Becket rented the recreation hall, then known as Corkhill Hall, began repairs and changed the name to the Amargosa Opera House. In 1970, journalists from National Geographic discovered Becket doing a performance at the Amargosa Opera House without an audience. Their profile and another in Life led to an international interest in Becket and her theater. She began performing to visitors from around the world, including such notables as Ray Bradbury and Red Skelton.
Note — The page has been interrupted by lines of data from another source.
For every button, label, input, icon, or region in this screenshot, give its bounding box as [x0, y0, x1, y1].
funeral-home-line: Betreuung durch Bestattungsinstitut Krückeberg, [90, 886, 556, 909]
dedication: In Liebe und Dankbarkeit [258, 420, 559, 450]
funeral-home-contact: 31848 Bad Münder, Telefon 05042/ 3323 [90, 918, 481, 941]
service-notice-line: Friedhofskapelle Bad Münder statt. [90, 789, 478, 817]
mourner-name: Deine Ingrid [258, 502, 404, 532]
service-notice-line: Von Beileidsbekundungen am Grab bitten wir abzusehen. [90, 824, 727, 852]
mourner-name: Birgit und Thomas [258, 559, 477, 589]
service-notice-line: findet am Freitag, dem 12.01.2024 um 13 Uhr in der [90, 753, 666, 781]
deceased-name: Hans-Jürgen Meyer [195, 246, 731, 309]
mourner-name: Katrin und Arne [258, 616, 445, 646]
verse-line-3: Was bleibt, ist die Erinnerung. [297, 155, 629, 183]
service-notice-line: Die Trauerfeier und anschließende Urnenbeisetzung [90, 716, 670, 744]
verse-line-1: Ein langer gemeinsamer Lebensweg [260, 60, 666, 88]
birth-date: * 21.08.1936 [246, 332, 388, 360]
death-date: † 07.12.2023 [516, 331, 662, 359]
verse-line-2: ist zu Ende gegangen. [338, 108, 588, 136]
Becket's life in Amargosa Hotel and her performance in the Amargosa Opera House are chronicled in Christian Blackwood's 1989 documentary Motel.

In later years, Becket dropped the dancing to perform weekly The Sitting Down Show. Becket ceased performing in her Amargosa Opera House at the end of the 2008-09 season but began performing again in 2010. Her final show was February 12, 2012.

Becket occupied the theater since 1968, and personally created the murals and sets. The performances were a source of income for both the Opera House (now owned by Marta's non-profit organization) and the entire town.

==Death==
Becket died on January 30, 2017, at her home in Death Valley Junction, California, from natural causes, aged 92.

==Books==
- Her autobiography, To Dance on Sands: The Life and Art of Death Valley's Marta Becket, edited by Ginger Mikkelsen Meurer, was published in 2007.
- For the book Star Performance: The Story of the World's Great Ballerinas, by Walter Terry (Doubleday, 1956), Becket did 42 full-page illustrations, plus ten smaller illustrations for the glossary.